Things I Chased, Things I Found, and Things That Just Sat There Flickering
Some mornings, I sit at the edge of the bed and forget why I stood up.
Other days, I remember far too much.
Apparently, it’s best if I stay out of the kitchen, off the shopping list, and away from the fridge. I’ve been gently retired from being “helpful” and nudged into a less interfering version of myself.
“Just relax,” my wife says.
Which is family code for: Go sit somewhere and don’t touch anything.
So now, I’ve been promoted to the dignified role of man in the corner. My kingdom consists of an old rickety chair, a chipped coffee mug, and a laptop that processes thoughts slightly slower than I do… which is quite a feat, honestly.
But don’t feel bad for me. There’s a quiet freedom in this new invisibility. Nobody expects anything. Nobody interrupts. I’m free to sit.
And read. And think. And write.
Mostly half of each.
Books used to be my escape. Now they’re more like short weekend flings.
I dive in, brimming with excitement, then drift off by chapter two like my internet connection—eager, then completely unreliable. Not because the books are bad, mind you. My attention span has evolved… in reverse.

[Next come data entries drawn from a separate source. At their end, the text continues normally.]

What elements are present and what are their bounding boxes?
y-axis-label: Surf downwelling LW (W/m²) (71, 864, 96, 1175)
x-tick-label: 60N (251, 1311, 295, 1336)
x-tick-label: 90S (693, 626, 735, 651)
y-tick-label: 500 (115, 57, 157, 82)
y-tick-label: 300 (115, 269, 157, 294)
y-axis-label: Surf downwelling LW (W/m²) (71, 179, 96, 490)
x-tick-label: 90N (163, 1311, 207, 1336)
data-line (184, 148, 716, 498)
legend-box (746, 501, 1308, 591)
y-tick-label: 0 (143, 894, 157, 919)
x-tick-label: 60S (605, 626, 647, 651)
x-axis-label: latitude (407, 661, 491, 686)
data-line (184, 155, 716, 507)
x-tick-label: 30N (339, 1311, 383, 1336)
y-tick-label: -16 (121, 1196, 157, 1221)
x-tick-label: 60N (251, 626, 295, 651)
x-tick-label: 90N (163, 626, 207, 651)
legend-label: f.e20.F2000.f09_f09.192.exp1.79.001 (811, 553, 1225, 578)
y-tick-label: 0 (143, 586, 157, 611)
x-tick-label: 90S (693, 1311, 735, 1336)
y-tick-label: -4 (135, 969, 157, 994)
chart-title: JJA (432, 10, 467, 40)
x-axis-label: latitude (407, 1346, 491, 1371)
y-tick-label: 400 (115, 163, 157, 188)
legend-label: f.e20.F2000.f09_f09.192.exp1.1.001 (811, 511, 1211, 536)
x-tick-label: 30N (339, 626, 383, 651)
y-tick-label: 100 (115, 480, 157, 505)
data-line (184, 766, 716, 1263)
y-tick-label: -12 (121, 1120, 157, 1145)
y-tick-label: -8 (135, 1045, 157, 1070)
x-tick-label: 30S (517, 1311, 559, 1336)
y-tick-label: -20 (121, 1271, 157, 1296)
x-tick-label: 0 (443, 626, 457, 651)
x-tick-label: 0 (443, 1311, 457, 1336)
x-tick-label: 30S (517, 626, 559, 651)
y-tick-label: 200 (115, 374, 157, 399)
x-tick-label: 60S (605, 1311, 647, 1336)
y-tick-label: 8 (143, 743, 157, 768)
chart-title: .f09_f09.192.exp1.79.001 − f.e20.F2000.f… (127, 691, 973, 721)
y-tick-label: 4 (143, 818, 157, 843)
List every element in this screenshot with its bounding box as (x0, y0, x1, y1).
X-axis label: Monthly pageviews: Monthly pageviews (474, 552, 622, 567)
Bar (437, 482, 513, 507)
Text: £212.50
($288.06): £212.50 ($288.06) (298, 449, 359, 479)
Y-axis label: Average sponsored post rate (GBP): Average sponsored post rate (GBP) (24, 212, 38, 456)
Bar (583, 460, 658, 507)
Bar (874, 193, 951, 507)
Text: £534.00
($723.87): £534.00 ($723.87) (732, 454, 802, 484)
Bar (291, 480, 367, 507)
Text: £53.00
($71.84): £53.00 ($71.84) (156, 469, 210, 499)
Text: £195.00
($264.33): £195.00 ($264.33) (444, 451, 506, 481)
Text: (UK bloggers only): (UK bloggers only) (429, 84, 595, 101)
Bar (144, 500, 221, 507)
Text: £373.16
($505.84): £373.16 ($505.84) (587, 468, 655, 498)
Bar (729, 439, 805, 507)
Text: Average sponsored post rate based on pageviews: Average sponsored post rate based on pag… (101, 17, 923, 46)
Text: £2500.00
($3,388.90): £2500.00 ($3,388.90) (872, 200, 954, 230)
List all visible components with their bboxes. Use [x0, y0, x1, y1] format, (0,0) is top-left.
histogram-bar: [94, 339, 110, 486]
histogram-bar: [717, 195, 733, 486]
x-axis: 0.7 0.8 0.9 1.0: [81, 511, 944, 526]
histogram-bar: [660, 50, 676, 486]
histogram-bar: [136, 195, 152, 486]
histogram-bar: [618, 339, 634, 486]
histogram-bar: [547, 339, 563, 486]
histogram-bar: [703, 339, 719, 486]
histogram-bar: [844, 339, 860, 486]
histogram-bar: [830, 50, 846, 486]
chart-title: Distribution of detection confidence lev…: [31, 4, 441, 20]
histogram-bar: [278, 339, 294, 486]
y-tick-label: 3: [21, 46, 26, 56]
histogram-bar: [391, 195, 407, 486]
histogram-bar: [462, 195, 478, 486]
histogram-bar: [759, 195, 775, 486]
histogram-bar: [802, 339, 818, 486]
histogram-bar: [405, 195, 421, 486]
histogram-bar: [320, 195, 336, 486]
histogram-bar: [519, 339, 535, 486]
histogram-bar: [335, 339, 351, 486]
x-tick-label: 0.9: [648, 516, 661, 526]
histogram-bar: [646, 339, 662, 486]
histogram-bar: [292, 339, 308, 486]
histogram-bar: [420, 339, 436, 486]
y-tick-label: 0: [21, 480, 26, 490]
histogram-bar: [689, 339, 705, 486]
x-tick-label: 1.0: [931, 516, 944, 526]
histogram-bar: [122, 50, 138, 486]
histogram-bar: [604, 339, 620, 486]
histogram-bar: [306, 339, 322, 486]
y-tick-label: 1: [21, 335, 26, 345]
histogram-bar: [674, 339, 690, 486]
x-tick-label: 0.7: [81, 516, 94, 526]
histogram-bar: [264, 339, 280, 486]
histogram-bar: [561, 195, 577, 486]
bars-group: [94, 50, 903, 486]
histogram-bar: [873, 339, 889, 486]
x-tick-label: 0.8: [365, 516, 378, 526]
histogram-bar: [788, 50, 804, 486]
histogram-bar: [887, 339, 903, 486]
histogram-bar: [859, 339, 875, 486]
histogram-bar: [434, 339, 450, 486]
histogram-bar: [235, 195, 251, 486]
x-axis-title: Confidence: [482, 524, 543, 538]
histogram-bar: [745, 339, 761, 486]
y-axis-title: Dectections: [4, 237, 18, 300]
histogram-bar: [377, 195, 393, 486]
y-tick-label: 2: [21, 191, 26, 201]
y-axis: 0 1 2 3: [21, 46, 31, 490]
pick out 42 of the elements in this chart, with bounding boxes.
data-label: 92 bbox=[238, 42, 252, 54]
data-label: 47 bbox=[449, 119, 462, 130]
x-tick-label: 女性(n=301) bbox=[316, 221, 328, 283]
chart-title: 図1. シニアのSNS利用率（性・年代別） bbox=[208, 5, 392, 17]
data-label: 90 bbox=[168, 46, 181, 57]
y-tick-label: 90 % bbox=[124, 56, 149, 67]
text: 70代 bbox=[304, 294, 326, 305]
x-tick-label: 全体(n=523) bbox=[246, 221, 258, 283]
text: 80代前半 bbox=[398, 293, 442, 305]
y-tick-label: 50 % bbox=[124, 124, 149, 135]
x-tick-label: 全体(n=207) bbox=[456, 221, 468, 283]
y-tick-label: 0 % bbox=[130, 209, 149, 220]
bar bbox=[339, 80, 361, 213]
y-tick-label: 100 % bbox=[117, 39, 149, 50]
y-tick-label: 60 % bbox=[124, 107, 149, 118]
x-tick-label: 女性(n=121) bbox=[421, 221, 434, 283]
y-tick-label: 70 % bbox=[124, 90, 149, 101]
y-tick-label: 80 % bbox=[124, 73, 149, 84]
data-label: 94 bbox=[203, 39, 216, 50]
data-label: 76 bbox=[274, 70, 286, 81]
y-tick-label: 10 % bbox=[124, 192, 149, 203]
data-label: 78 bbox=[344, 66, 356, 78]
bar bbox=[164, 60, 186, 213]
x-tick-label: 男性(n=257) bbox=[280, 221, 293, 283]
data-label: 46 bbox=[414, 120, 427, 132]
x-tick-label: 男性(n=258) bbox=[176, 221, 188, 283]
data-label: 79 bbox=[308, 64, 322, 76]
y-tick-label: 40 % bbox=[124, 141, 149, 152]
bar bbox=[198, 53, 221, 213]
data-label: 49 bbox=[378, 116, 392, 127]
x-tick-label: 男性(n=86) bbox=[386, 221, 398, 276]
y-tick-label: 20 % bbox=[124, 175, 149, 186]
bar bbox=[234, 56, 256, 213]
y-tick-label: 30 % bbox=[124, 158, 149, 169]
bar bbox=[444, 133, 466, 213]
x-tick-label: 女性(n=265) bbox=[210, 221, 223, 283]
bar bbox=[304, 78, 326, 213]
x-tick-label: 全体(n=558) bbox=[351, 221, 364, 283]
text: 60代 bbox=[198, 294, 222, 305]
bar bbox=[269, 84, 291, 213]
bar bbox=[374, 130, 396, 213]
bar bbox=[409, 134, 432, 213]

So the books pile up. Half-read. Dog-eared in shame.
My bedside table now resembles a library that had a nervous breakdown.
I no longer buy new ones. I’ve learned to walk past bookshops like a recovering sugar addict near a cake shop. The temptation to start is strong. The follow-through? Somewhere between tragic and comic.
And yet… I write.
Not because I have answers. But because I like lighting little lanterns of thought and sending them into the world, hoping someone sees the flicker and smiles.
Which brings me to the age-old question:
Who decides what’s worth reading—the writer or the reader?
Honestly, if it were up to me, my grocery list would’ve been a bestseller by now. I mean, “Pasta, tomatoes, and a cheese that cost more than my first mobile phone.”… that’s practically literary minimalism.
I light the lantern with all the hope in the world… and sometimes, people walk right past it, politely pretending they didn’t notice the glow.
It’s okay. I’ve done it too.
But that’s the beauty of it.
It’s a dance. A slightly clumsy one… where the writer steps on the reader’s toes until, somehow, something clicks. And for a moment, we move in sync.
What begins as a whisper in the writer’s head only becomes worth reading when it hums in someone else’s heart.
And if it doesn’t?
Well… at least I enjoyed the music.
You see, all my life, I’ve been reaching for somebody else’s star.
The kind that dazzles from far away but up close just makes you tired.
A job title. A life goal. A version of success that fits other people better.
Like a borrowed coat—stylish, expensive, but just not me.
I didn’t always realise it. I was too busy chasing what I thought I should want.
Too busy trying to be the strongest, the smartest, the most whatever.
But then one day, while sitting exactly where I am now, I remembered something a very old man once said. Not my grandfather, although he also may have had some legendary one-liners.
No—this was a different old man. A rather famous one.
Name of Charles Darwin.
He said:
“It is not the strongest of the species that survives, nor the most intelligent. It is the one most adaptable to change.”
And just like that, I forgave myself for evolving into the man in the corner.
Adapting, after all, is not a weakness. It’s a talent.
And frankly, I’ve been adapting like a champ… into slower mornings, half-read books, and stories nobody asked for but that I feel oddly compelled to tell.
Because now, here in my quiet little corner… armed with a temperamental laptop and a cup of tea that never stays hot—I write.
For joy.
For memory.
For mischief.
And that, surprisingly, feels like reaching for my star.
Not impressive. Not ambitious. Just honest.
Some of it might never be read.
Some of it might make someone chuckle during an office lunch break or feel a small ache behind their smile.
And that’s enough.
Because stars, I’ve learned, don’t always need to be caught.
They just need to be reached for.
Even if, now and then, they turn out to be lightbulbs in disguise.